Special attention is paid to low-dimensional linear classifiers that rely on a small number of features, a common setting in bioinformatics where diagnostic and prognostic signatures are built from the expression of a handful of genes or microRNAs. The developed bounds and tests are shown to effectively account for multiple testing effects and to confirm the “non-randomness” of such classifiers even when independent test sets are relatively small. As an illustration, the methods are applied to previously proposed classifiers for predicting recurrence in ER-positive breast cancer.

The third, applied chapter addresses the prediction of microRNA isoform (isomiR) formation. Using RNA-seq data from The Cancer Genome Atlas (TCGA), the thesis analyzes microRNA isoform expression across multiple human tumor types and investigates how pri-miRNA sequence and hairpin structure affect the precision of Dicer cleavage. A linear classifier is constructed that predicts, from the nucleotide sequence near the cleavage site, whether processing will yield a single canonical microRNA or multiple isoforms.

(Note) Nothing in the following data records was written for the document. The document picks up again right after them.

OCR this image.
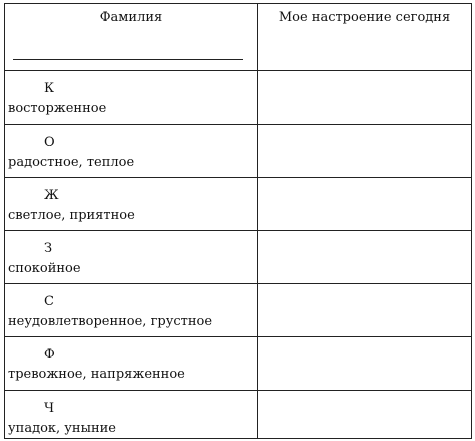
Фамилия	Мое настроение сегодня

К
восторженное	

О
радостное, теплое	

Ж
светлое, приятное	

З
спокойное	

С
неудовлетворенное, грустное	

Ф
тревожное, напряженное	

Ч
упадок, уныние	
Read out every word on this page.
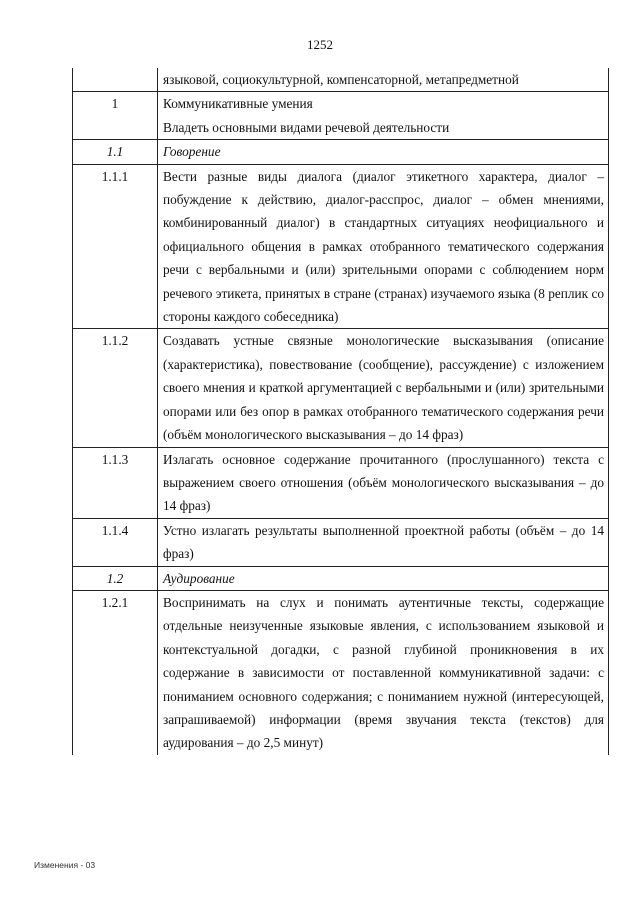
1252

	языковой, социокультурной, компенсаторной, метапредметной

1	Коммуникативные умения

Владеть основными видами речевой деятельности

1.1	Говорение

1.1.1	Вести разные виды диалога (диалог этикетного характера, диалог – побуждение к действию, диалог-расспрос, диалог – обмен мнениями, комбинированный диалог) в стандартных ситуациях неофициального и официального общения в рамках отобранного тематического содержания речи с вербальными и (или) зрительными опорами с соблюдением норм речевого этикета, принятых в стране (странах) изучаемого языка (8 реплик со стороны каждого собеседника)

1.1.2	Создавать устные связные монологические высказывания (описание (характеристика), повествование (сообщение), рассуждение) с изложением своего мнения и краткой аргументацией с вербальными и (или) зрительными опорами или без опор в рамках отобранного тематического содержания речи (объём монологического высказывания – до 14 фраз)

1.1.3	Излагать основное содержание прочитанного (прослушанного) текста с выражением своего отношения (объём монологического высказывания – до 14 фраз)

1.1.4	Устно излагать результаты выполненной проектной работы (объём – до 14 фраз)

1.2	Аудирование

1.2.1	Воспринимать на слух и понимать аутентичные тексты, содержащие отдельные неизученные языковые явления, с использованием языковой и контекстуальной догадки, с разной глубиной проникновения в их содержание в зависимости от поставленной коммуникативной задачи: с пониманием основного содержания; с пониманием нужной (интересующей, запрашиваемой) информации (время звучания текста (текстов) для аудирования – до 2,5 минут)

Изменения - 03
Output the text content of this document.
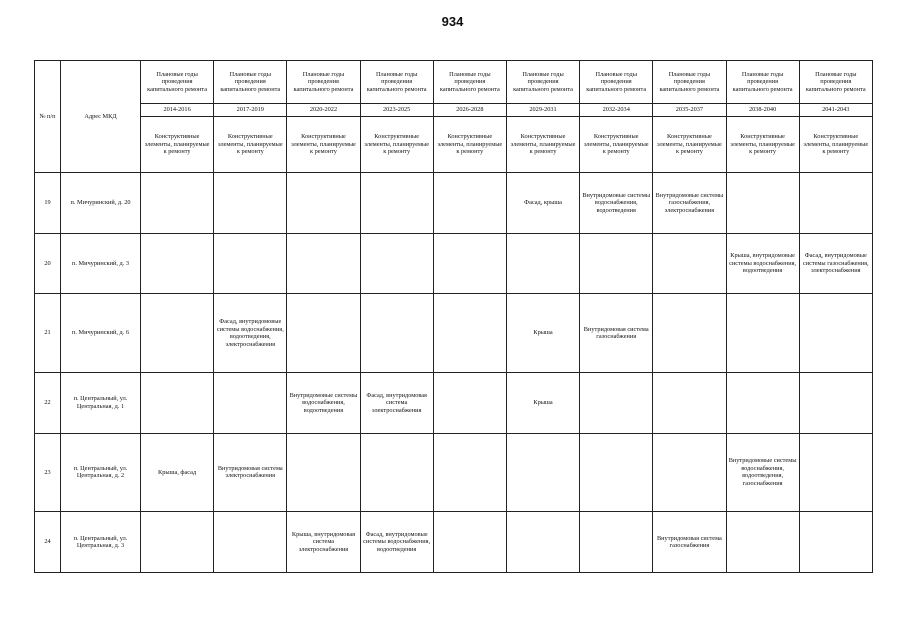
934
№ п/п	Адрес МКД	Плановые годы проведения капитального ремонта	Плановые годы проведения капитального ремонта	Плановые годы проведения капитального ремонта	Плановые годы проведения капитального ремонта	Плановые годы проведения капитального ремонта	Плановые годы проведения капитального ремонта	Плановые годы проведения капитального ремонта	Плановые годы проведения капитального ремонта	Плановые годы проведения капитального ремонта	Плановые годы проведения капитального ремонта
		2014-2016	2017-2019	2020-2022	2023-2025	2026-2028	2029-2031	2032-2034	2035-2037	2038-2040	2041-2043
		Конструктивные элементы, планируемые к ремонту	Конструктивные элементы, планируемые к ремонту	Конструктивные элементы, планируемые к ремонту	Конструктивные элементы, планируемые к ремонту	Конструктивные элементы, планируемые к ремонту	Конструктивные элементы, планируемые к ремонту	Конструктивные элементы, планируемые к ремонту	Конструктивные элементы, планируемые к ремонту	Конструктивные элементы, планируемые к ремонту	Конструктивные элементы, планируемые к ремонту
19	п. Мичуринский, д. 20						Фасад, крыша	Внутридомовые системы водоснабжения, водоотведения	Внутридомовые системы газоснабжения, электроснабжения		
20	п. Мичуринский, д. 3									Крыша, внутридомовые системы водоснабжения, водоотведения	Фасад, внутридомовые системы газоснабжения, электроснабжения
21	п. Мичуринский, д. 6		Фасад, внутридомовые системы водоснабжения, водоотведения, электроснабжения				Крыша	Внутридомовая система газоснабжения			
22	п. Центральный, ул. Центральная, д. 1			Внутридомовые системы водоснабжения, водоотведения	Фасад, внутридомовая система электроснабжения		Крыша				
23	п. Центральный, ул. Центральная, д. 2	Крыша, фасад	Внутридомовая система электроснабжения							Внутридомовые системы водоснабжения, водоотведения, газоснабжения	
24	п. Центральный, ул. Центральная, д. 3			Крыша, внутридомовая система электроснабжения	Фасад, внутридомовые системы водоснабжения, водоотведения				Внутридомовая система газоснабжения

The classifier achieves an accuracy of 0.71, and the p-value of the linear homogeneity test is below 0.05, indicating that the observed performance is statistically significant. Feature analysis reveals sequence motifs associated with distinct cleavage outcomes: the AGCU motif at the 5′ end of the 3′ arm of the pri-miRNA hairpin is linked to the absence of isomiRs, whereas the CCAG motif is associated with their formation. These motifs were experimentally validated using the MDA-MB-231 cell line transduced with short hairpin RNAs processed by Drosha and Dicer in the same way as endogenous microRNAs.

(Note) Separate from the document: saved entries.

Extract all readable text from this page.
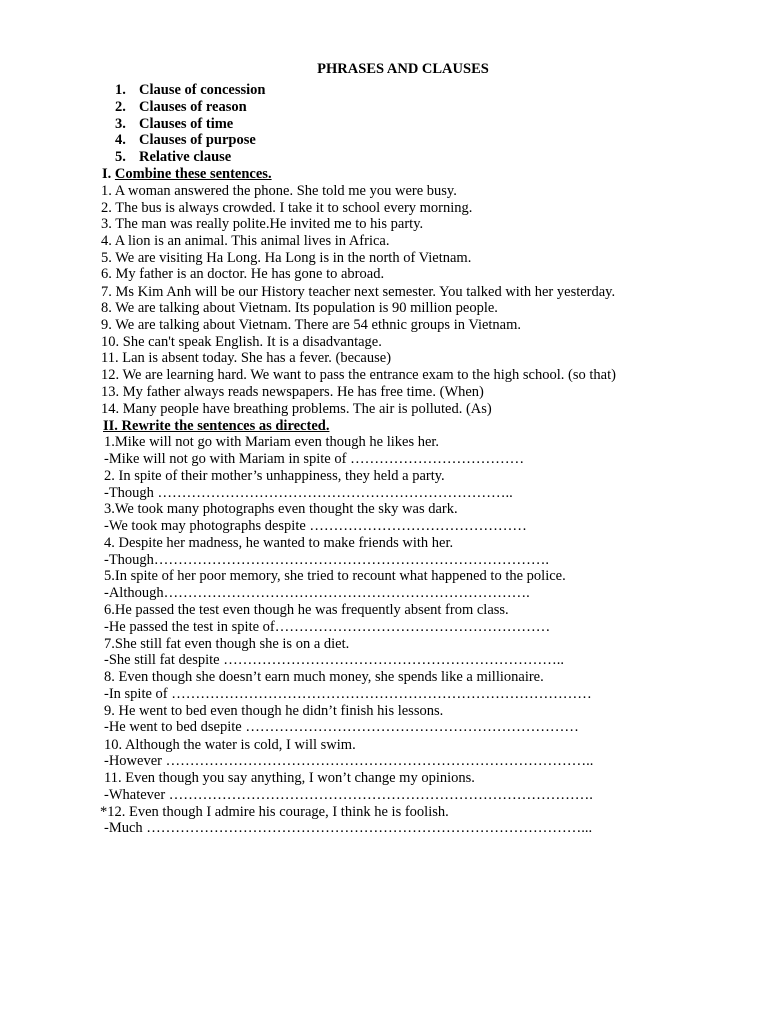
PHRASES AND CLAUSES
1. Clause of concession
2. Clauses of reason
3. Clauses of time
4. Clauses of purpose
5. Relative clause
I. Combine these sentences.
1. A woman answered the phone. She told me you were busy.
2. The bus is always crowded. I take it to school every morning.
3. The man was really polite.He invited me to his party.
4. A lion is an animal. This animal lives in Africa.
5. We are visiting Ha Long. Ha Long is in the north of Vietnam.
6. My father is an doctor. He has gone to abroad.
7. Ms Kim Anh will be our History teacher next semester. You talked with her yesterday.
8. We are talking about Vietnam. Its population is 90 million people.
9. We are talking about Vietnam. There are 54 ethnic groups in Vietnam.
10. She can't speak English. It is a disadvantage.
11. Lan is absent today. She has a fever. (because)
12. We are learning hard. We want to pass the entrance exam to the high school. (so that)
13. My father always reads newspapers. He has free time. (When)
14. Many people have breathing problems. The air is polluted. (As)
II. Rewrite the sentences as directed.
1.Mike will not go with Mariam even though he likes her.
-Mike will not go with Mariam in spite of ………………………………
2. In spite of their mother’s unhappiness, they held a party.
-Though ………………………………………………………………..
3.We took many photographs even thought the sky was dark.
-We took may photographs despite ………………………………………
4. Despite her madness, he wanted to make friends with her.
-Though……………………………………………………………………….
5.In spite of her poor memory, she tried to recount what happened to the police.
-Although………………………………………………………………….
6.He passed the test even though he was frequently absent from class.
-He passed the test in spite of…………………………………………………
7.She still fat even though she is on a diet.
-She still fat despite ……………………………………………………………..
8. Even though she doesn’t earn much money, she spends like a millionaire.
-In spite of ……………………………………………………………………………
9. He went to bed even though he didn’t finish his lessons.
-He went to bed dsepite ……………………………………………………………
10. Although the water is cold, I will swim.
-However ……………………………………………………………………………..
11. Even though you say anything, I won’t change my opinions.
-Whatever …………………………………………………………………………….
*12. Even though I admire his courage, I think he is foolish.
-Much ………………………………………………………………………………...
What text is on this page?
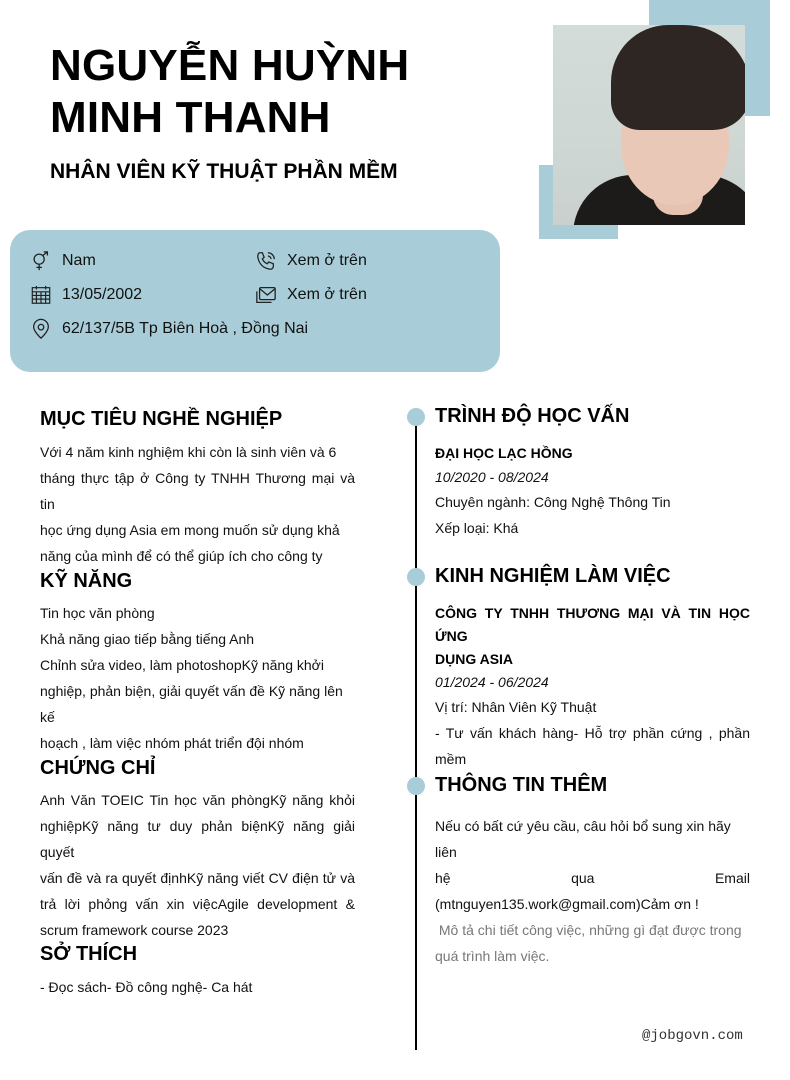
NGUYỄN HUỲNH
MINH THANH
NHÂN VIÊN KỸ THUẬT PHẦN MỀM
Nam	Xem ở trên
13/05/2002	Xem ở trên
62/137/5B Tp Biên Hoà , Đồng Nai
MỤC TIÊU NGHỀ NGHIỆP
Với 4 năm kinh nghiệm khi còn là sinh viên và 6
tháng thực tập ở Công ty TNHH Thương mại và tin
học ứng dụng Asia em mong muốn sử dụng khả
năng của mình để có thể giúp ích cho công ty
KỸ NĂNG
Tin học văn phòng
Khả năng giao tiếp bằng tiếng Anh
Chỉnh sửa video, làm photoshopKỹ năng khởi
nghiệp, phản biện, giải quyết vấn đề Kỹ năng lên kế
hoạch , làm việc nhóm phát triển đội nhóm
CHỨNG CHỈ
Anh Văn TOEIC Tin học văn phòngKỹ năng khỏi
nghiệpKỹ năng tư duy phản biệnKỹ năng giải quyết
vấn đề và ra quyết địnhKỹ năng viết CV điện tử và
trả lời phỏng vấn xin việcAgile development &
scrum framework course 2023
SỞ THÍCH
- Đọc sách- Đồ công nghệ- Ca hát
TRÌNH ĐỘ HỌC VẤN
ĐẠI HỌC LẠC HỒNG
10/2020 - 08/2024
Chuyên ngành: Công Nghệ Thông Tin
Xếp loại: Khá
KINH NGHIỆM LÀM VIỆC
CÔNG TY TNHH THƯƠNG MẠI VÀ TIN HỌC ỨNG
DỤNG ASIA
01/2024 - 06/2024
Vị trí: Nhân Viên Kỹ Thuật
- Tư vấn khách hàng- Hỗ trợ phần cứng , phần
mềm
THÔNG TIN THÊM
Nếu có bất cứ yêu cầu, câu hỏi bổ sung xin hãy liên
hệ	qua	Email
(mtnguyen135.work@gmail.com)Cảm ơn !
Mô tả chi tiết công việc, những gì đạt được trong
quá trình làm việc.
@jobgovn.com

The main results of the thesis have been published in three peer-reviewed papers, including two articles in Web of Science and Scopus indexed journals and one A-level conference proceedings paper. Findings have been presented at the NeurIPS 2021 conference, in RNA Biology, and at several seminars and conferences in Russia and abroad.

The Laboratory of Molecular Physiology warmly congratulates Anton Zhiyanov on his successful PhD defense and wishes him continued success in his scientific career!